The other two propositions are that no written notice of the injury was given to the petitioners as provided for by the statutes. In this connection the point is raised that there was no notice Of the injury sufficient to comply with the law. As to this, the evidence shows that at the time of the first injury it is true that claimant stated that he had hurt himself but that lie did not think it would matter much, and that this is not sufficient to give the employer actual notice that the claimant would seek compensation.
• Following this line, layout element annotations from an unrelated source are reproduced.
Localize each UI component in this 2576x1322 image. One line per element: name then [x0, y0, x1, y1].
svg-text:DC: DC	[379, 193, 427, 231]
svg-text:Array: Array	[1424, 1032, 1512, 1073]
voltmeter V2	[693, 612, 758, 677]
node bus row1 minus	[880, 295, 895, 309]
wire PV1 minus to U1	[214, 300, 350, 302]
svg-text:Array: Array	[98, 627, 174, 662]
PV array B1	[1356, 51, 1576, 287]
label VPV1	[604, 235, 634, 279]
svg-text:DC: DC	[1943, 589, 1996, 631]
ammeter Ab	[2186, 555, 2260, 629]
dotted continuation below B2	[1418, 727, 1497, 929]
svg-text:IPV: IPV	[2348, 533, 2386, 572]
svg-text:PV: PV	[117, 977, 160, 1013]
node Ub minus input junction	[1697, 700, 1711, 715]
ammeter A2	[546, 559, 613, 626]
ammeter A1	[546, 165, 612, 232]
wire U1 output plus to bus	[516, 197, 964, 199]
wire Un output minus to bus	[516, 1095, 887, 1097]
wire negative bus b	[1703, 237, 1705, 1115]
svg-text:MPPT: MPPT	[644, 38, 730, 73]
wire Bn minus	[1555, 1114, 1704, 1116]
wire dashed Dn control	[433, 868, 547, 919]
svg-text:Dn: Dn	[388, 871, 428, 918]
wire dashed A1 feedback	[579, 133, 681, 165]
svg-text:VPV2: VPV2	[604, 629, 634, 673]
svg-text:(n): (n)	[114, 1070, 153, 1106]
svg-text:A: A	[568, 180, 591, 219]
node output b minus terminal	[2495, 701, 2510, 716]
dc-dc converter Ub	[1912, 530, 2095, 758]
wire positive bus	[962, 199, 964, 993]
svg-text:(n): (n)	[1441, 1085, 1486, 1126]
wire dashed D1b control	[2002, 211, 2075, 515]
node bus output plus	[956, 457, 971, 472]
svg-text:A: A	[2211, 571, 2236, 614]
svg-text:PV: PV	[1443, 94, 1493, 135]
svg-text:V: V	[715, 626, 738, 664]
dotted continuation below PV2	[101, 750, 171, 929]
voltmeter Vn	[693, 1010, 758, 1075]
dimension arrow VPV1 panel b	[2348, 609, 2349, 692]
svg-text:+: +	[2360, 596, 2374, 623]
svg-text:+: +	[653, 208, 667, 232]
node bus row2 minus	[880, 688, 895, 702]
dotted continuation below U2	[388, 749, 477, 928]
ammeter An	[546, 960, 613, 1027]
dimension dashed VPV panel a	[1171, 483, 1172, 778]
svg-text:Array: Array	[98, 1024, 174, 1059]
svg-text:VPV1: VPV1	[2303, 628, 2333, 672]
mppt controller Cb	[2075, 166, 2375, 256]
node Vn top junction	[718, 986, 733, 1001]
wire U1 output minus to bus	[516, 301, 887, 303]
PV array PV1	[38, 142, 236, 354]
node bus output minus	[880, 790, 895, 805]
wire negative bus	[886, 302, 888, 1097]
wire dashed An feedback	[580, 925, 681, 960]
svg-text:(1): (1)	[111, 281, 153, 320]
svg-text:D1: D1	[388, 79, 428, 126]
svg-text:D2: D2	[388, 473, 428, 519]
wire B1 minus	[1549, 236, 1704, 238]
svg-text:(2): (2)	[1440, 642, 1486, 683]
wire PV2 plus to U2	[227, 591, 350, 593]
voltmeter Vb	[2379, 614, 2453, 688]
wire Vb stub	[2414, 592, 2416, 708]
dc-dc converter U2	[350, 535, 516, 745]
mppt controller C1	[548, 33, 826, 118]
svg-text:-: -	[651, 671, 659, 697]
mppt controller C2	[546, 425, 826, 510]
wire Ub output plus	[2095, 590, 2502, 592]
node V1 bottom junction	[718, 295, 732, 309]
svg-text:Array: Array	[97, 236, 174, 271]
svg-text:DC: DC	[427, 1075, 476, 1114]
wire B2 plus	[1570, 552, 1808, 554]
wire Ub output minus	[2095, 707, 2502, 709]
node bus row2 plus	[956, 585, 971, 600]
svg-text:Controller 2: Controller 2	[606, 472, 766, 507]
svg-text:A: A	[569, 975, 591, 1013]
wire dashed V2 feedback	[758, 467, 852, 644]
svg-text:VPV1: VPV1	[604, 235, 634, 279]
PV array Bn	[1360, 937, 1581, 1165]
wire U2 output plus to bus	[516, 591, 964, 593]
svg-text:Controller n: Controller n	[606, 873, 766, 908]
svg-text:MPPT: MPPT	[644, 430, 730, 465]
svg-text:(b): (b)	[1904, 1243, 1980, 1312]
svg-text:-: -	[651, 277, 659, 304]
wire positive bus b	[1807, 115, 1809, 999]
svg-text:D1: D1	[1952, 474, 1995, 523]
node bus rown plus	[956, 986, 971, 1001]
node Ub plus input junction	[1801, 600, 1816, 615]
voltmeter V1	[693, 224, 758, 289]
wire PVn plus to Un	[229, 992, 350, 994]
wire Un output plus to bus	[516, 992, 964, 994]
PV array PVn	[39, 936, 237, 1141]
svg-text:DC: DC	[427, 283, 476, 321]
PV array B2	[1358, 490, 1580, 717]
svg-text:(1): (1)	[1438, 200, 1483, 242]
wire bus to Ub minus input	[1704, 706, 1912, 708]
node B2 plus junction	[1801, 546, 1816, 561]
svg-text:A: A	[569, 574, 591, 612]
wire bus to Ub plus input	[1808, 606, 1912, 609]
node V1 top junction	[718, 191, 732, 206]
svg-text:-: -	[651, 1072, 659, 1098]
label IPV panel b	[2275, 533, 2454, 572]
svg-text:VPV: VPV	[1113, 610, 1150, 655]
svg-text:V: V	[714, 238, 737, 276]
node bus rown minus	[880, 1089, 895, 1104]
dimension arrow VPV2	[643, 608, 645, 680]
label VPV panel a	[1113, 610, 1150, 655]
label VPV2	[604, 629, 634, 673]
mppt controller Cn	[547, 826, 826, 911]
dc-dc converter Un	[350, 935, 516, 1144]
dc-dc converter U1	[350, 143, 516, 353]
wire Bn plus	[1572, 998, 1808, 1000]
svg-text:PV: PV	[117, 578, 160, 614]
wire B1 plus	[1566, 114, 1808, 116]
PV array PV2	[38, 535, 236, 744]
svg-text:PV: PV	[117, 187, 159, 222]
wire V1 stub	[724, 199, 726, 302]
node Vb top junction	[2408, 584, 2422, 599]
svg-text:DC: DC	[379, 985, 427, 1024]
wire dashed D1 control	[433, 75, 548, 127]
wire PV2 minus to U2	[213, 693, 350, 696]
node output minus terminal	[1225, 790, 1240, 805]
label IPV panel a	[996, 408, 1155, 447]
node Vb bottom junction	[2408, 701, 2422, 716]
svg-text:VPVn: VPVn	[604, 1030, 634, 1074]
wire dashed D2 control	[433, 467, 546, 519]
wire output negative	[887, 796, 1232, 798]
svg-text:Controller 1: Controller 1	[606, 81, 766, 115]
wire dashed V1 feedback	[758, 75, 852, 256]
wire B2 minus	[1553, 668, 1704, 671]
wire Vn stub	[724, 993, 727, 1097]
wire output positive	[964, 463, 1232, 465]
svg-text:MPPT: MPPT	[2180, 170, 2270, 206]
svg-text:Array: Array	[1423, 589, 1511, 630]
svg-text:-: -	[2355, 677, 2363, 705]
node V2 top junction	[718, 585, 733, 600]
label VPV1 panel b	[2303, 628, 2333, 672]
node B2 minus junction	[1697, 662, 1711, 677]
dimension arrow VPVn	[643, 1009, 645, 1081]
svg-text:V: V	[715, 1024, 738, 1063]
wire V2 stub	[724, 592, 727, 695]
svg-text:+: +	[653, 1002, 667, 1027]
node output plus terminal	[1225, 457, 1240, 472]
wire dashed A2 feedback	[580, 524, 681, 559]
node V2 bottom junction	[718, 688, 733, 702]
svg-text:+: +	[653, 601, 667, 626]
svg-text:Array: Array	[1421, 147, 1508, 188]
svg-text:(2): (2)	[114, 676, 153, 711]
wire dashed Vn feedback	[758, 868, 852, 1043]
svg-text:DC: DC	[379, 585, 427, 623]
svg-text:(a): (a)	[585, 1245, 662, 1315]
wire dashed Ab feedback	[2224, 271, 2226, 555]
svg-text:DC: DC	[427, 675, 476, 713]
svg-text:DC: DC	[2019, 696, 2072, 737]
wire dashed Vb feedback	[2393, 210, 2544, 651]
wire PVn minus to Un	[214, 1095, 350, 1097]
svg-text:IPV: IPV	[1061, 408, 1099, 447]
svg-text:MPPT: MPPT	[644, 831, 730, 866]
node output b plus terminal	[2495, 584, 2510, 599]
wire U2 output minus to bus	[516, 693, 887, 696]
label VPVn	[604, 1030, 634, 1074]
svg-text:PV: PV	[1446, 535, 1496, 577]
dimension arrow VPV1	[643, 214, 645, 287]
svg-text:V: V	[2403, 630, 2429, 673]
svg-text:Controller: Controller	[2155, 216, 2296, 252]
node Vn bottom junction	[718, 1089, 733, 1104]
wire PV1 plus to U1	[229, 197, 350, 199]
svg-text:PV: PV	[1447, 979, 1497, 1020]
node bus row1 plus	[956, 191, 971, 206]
But later it is shown that the claimant communicated with his employer and at his advice with the agent of the insurance carrier, and that when the agent was confronted with the proposition, that the claimant was going to seek compensation, this agent, who was adjuster for the insurance company covering the risk, did not object that no proper notice was given or complain to the claimant that he had failed to give proper notice or state that he could not recover for that reason upon his claim. Instead the adjuster sought to avoid the action of the claimant by informing the claimant that if he would not file a claim he would be taken care of. Instead he sought to lull the claimant into inaction by offering to take care of him if he would not file his claim. It is probably upon this testimony that the Commission found that the employer was not prejudiced by failure to give notice. At least, the Commission did find that the failure to give the notice was not prejudicial to the employer.
Under the decision in the case of Galion Iron Works Mfg. Co. v. State Ind. Com., 89 Okla. 27, 213 P. 842, and Dewar Coal Mining Co. v. State Ind. Com., 88 Okla. 24, 211 P. 76, we find that sufficient notice of the injury was given to the petitioners, and that they were not prejudiced by the failure to give the statutory notice.
The other matter is that the statute of limitation had run against the right of the claimant to file a claim for an award at all by virtue of the fact that more than one year has elapsed since the original injury and the filing of the award.
In the case of Pine v. Ind. Com., 148 Okla. 200, 298 P. 276, 78 A. L. R. 1287, it has been held by this court that the insurance carrier and the employer can waive the benefit of statute of limitation by acknowledgment of liability, and in this case the Industrial Commission made the finding of fact in an order that the respondent recognized the liability to claimant by paying his compensation until September, 1929, and by paying wages in lieu of compensation until shortly before the filing of the claim, and that by assuring claimant that there was no necessity to file claim, respondent's liability would be recognized.
Not only is this finding in the record of the proceedings of the Commission, but it is supported by the record in the case itself. There being no other errors, the award is affirmed.